As per the report, a spokesperson for HUL, speaking about the company’s digital partners, Facebook, Google, Twitter, SnapChat, and Amazon, said “I repeated one point to each and every one of them. It is critical that our brands remain not only in a safe environment, but a suitable one. Unilever, as a trusted advertiser, does not want to advertise on platforms which do not make a positive contribution to society”.

Also, a spokesperson for Facebook India also said: “We fully support Unilever’s commitments and are working closely with them.” Reacting to the development, a spokesperson for Google said: “There is nothing we take more seriously than the trust and safety of our users, customers and partners.
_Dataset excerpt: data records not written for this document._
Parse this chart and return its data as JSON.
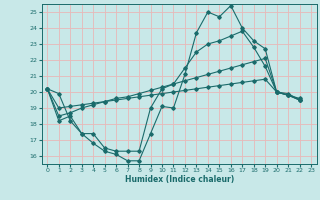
{
  "xlabel": "Humidex (Indice chaleur)",
  "ylabel": "",
  "bg_color": "#c8e8e8",
  "grid_color": "#e8b8b8",
  "line_color": "#1a6b6b",
  "xlim": [
    -0.5,
    23.5
  ],
  "ylim": [
    15.5,
    25.5
  ],
  "xticks": [
    0,
    1,
    2,
    3,
    4,
    5,
    6,
    7,
    8,
    9,
    10,
    11,
    12,
    13,
    14,
    15,
    16,
    17,
    18,
    19,
    20,
    21,
    22,
    23
  ],
  "yticks": [
    16,
    17,
    18,
    19,
    20,
    21,
    22,
    23,
    24,
    25
  ],
  "lines": [
    [
      20.2,
      19.9,
      18.2,
      17.4,
      16.8,
      16.3,
      16.1,
      15.7,
      15.7,
      17.4,
      19.1,
      19.0,
      21.1,
      23.7,
      25.0,
      24.7,
      25.4,
      24.0,
      23.2,
      22.7,
      20.0,
      19.8,
      19.6
    ],
    [
      20.2,
      18.2,
      18.5,
      17.4,
      17.4,
      16.5,
      16.3,
      16.3,
      16.3,
      19.0,
      20.2,
      20.5,
      21.5,
      22.5,
      23.0,
      23.2,
      23.5,
      23.8,
      22.8,
      21.6,
      20.0,
      19.8,
      19.5
    ],
    [
      20.2,
      18.5,
      18.7,
      19.0,
      19.2,
      19.4,
      19.6,
      19.7,
      19.9,
      20.1,
      20.3,
      20.5,
      20.7,
      20.9,
      21.1,
      21.3,
      21.5,
      21.7,
      21.9,
      22.1,
      20.0,
      19.8,
      19.5
    ],
    [
      20.2,
      19.0,
      19.1,
      19.2,
      19.3,
      19.4,
      19.5,
      19.6,
      19.7,
      19.8,
      19.9,
      20.0,
      20.1,
      20.2,
      20.3,
      20.4,
      20.5,
      20.6,
      20.7,
      20.8,
      20.0,
      19.9,
      19.5
    ]
  ],
  "line_x": [
    0,
    1,
    2,
    3,
    4,
    5,
    6,
    7,
    8,
    9,
    10,
    11,
    12,
    13,
    14,
    15,
    16,
    17,
    18,
    19,
    20,
    21,
    22
  ]
}
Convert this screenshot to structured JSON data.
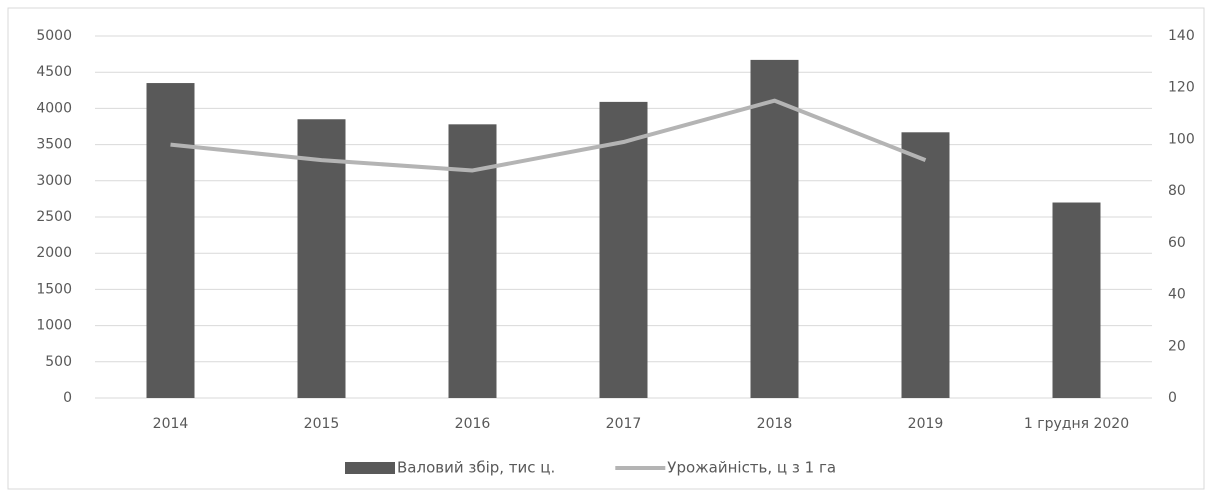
{
  "chart_data": {
    "type": "bar",
    "categories": [
      "2014",
      "2015",
      "2016",
      "2017",
      "2018",
      "2019",
      "1 грудня 2020"
    ],
    "series": [
      {
        "name": "Валовий збір, тис ц.",
        "type": "bar",
        "color": "#595959",
        "values": [
          4350,
          3850,
          3780,
          4090,
          4670,
          3670,
          2700
        ]
      },
      {
        "name": "Урожайність, ц з 1 га",
        "type": "line",
        "axis": "y2",
        "color": "#b4b4b4",
        "values": [
          98,
          92,
          88,
          99,
          115,
          92,
          null
        ]
      }
    ],
    "ylim": [
      0,
      5000
    ],
    "yticks": [
      0,
      500,
      1000,
      1500,
      2000,
      2500,
      3000,
      3500,
      4000,
      4500,
      5000
    ],
    "y2lim": [
      0,
      140
    ],
    "y2ticks": [
      0,
      20,
      40,
      60,
      80,
      100,
      120,
      140
    ],
    "grid": true,
    "legend": "bottom"
  }
}
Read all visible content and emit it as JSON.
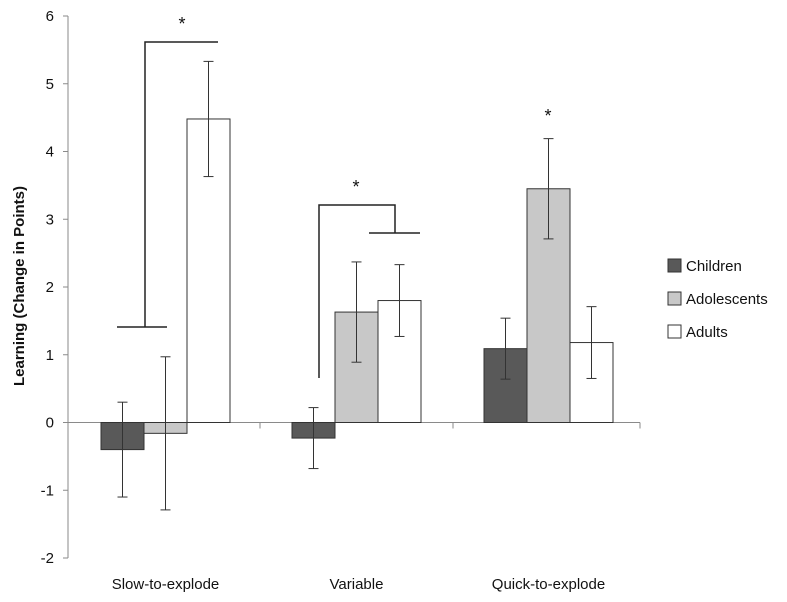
{
  "chart_data": {
    "type": "bar",
    "title": "",
    "xlabel": "",
    "ylabel": "Learning (Change in Points)",
    "ylim": [
      -2,
      6
    ],
    "yticks": [
      "-2",
      "-1",
      "0",
      "1",
      "2",
      "3",
      "4",
      "5",
      "6"
    ],
    "categories": [
      "Slow-to-explode",
      "Variable",
      "Quick-to-explode"
    ],
    "series": [
      {
        "name": "Children",
        "color": "#595959",
        "values": [
          -0.4,
          -0.23,
          1.09
        ],
        "errors": [
          0.7,
          0.45,
          0.45
        ]
      },
      {
        "name": "Adolescents",
        "color": "#c8c8c8",
        "values": [
          -0.16,
          1.63,
          3.45
        ],
        "errors": [
          1.13,
          0.74,
          0.74
        ]
      },
      {
        "name": "Adults",
        "color": "#ffffff",
        "values": [
          4.48,
          1.8,
          1.18
        ],
        "errors": [
          0.85,
          0.53,
          0.53
        ]
      }
    ],
    "grid": false,
    "legend_position": "right",
    "significance_marker": "*"
  }
}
We will continue to earn that trust every day.”

This isn’t the first time a consumer company has threatened to take such an action.

Previous reports suggest that Proctor & Gamble had reduced its spending on digital platforms after an investigation reviled that its adverts were being compared to inappropriate material, such as pro-Isis videos.

What actions are social media companies taking?

Recently YouTube announced a new initiative ‘Preventing Harm to the Broader YouTube Community’ which seeks to repair the harm being done to the YouTube platform in terms of connecting content creators and consumers.

Speaking about the initiative Ronan Stafford, Lead Consumer Analyst at GlobalData said “These types of initiatives are a good first step, but there is a mountain to climb. Further active measures will need to be taken to repair the fractured relationship between advertisers, content creators, and viewers.”

Further active measures will need to be taken to repair the fractured relationship between advertisers, content creators, and viewers or the social media companies stand to lose a substantial amount of their business.